Lors d'un dimanche typique à Montréal, nos membres célèbrent la messe en français, allemand, chinois (mandarin), danois, estonien, finnois, letton et anglais. Des Luthériens d'un grand nombre de pays ont bénéficié d'un accueil en sol québécois, en commençant par des immigrants au XIXe siècle.

Certains proviennent de pays dont les gouvernements répressifs n'ont pas respecté la dignité de leurs citoyens, ni leurs droits humains fondamentaux. Ici, ils ont pu trouver un équilibre entre leurs propres langues et cultures et celles de ceux qu'ils ont rencontrés. Leur expérience d'hospitalité, d'accueil et d'inclusion donne à ce lieu son caractère distinct.

Après avoir prié et réfléchi, nous tenons à déclarer formellement notre opposition au projet de loi 60, qui est actuellement à l'étude par l'Assemblée nationale.

Nous appuyons la notion d'un État non confessionnel et sa neutralité, mais nous constatons que ce caractère est déjà suffisamment garanti par la Charte canadienne des droits et libertés, ainsi que par la Charte des droits et libertés de la personne du Québec.

Nous reconnaissons que l'Église chrétienne et l'Église catholique, en particulier, ont exercé une influence et une autorité considérables au Québec pendant les derniers siècles, mais nous ne voyons actuellement aucun indice d'un appui ou d'une préférence quelconque par l'État favorisant une tradition religieuse plutôt qu'une autre.

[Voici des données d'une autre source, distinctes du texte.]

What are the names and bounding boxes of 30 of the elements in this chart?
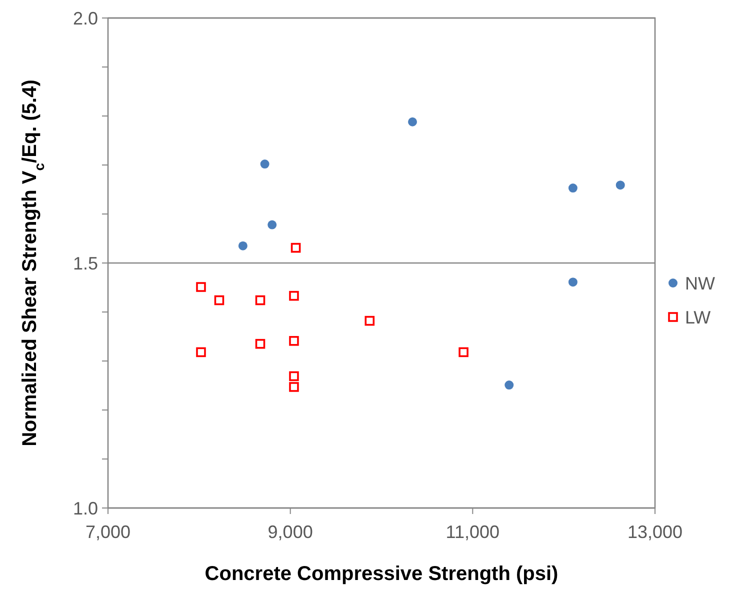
point <box>289 290 299 301</box>
point <box>289 382 299 392</box>
point <box>408 117 417 126</box>
point <box>196 347 206 358</box>
x-tick-label: 11,000 <box>446 522 500 542</box>
point <box>504 380 514 390</box>
point <box>289 336 299 346</box>
legend-label: NW <box>685 273 715 294</box>
point <box>290 242 301 253</box>
point <box>568 184 578 193</box>
point <box>255 295 266 306</box>
point <box>260 160 270 169</box>
y-tick-label: 1.0 <box>72 498 98 518</box>
point <box>364 316 375 326</box>
x-tick-label: 7,000 <box>85 522 131 542</box>
point <box>458 347 468 358</box>
legend-label: LW <box>685 307 711 328</box>
point <box>255 338 266 349</box>
point <box>214 295 224 306</box>
x-tick-label: 13,000 <box>627 522 683 542</box>
point <box>196 282 206 292</box>
point <box>268 220 277 230</box>
point <box>238 241 248 250</box>
point <box>616 180 625 190</box>
y-tick-label: 2.0 <box>72 8 98 28</box>
point <box>289 371 299 382</box>
x-tick-label: 9,000 <box>268 522 313 542</box>
x-axis-title: Concrete Compressive Strength (psi) <box>204 563 558 585</box>
point <box>568 278 578 287</box>
y-tick-label: 1.5 <box>72 253 98 274</box>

Notre confession, l'Église évangélique luthérienne au Canada, est servie par une femme à titre d'évêque nationale (archevêque ou vicaire général), ainsi que par plusieurs pasteures féminines, et nous appuyons la pleine égalité entre les hommes et les femmes.

Nous ne sommes pas en faveur de l'interdiction proposée contre le port de symboles ou vêtements religieux particulièrement visibles par les personnes employées par le gouvernement provincial ou les institutions financées par la province. Nous estimons qu'il s'agit d'une violation inutile de la liberté de religion garantie à tous les citoyens et citoyennes du Canada et du Québec. Une telle démarche servira à isoler les immigrants qui voudraient s'intégrer à la société québécoise et affaiblira l'harmonie et la riche diversité des gens de la province.

Seulement un petit nombre de nos membres seraient directement affectés par la loi proposée, mais nous tenons à exprimer notre appui à l'inclusion et au respect de nos compatriotes québécois, qu'ils soient bouddhistes, hindous, juifs, musulmans ou sikhs, les chrétiens qui portent des vêtements facilement identifiables, ainsi que les membres de plusieurs autres groupes confessionnels.

Interdire à nos voisines et voisins le port de symboles ou vêtements conformes à leurs croyances lorsqu'ils sont à l'emploi du Québec est une approche inutile et indûment sévère, une intrusion par l'État dans les différentes sphères publiques de nos vies partagées.

Si l'objectif du gouvernement est de créer une société plus tolérante, juste et empreinte de compassion, nous estimons alors que le projet de loi, s'il était adopté, aurait l'effet contraire. L'objectif de l'État devrait être d'engendrer un sentiment d'appartenance à une même communauté.

Plutôt que de diviser la province, notre souhait serait qu'une «charte de valeurs» serve à nous unir toutes et tous.

Nous demandons donc que le projet de loi 60, Charte affirmant les valeurs de laïcité et de neutralité religieuse de l'État ainsi que d'égalité entre les femmes et les hommes et encadrant les demandes d'accommodement, soit retiré et qu'il ne soit pas adopté au Québec.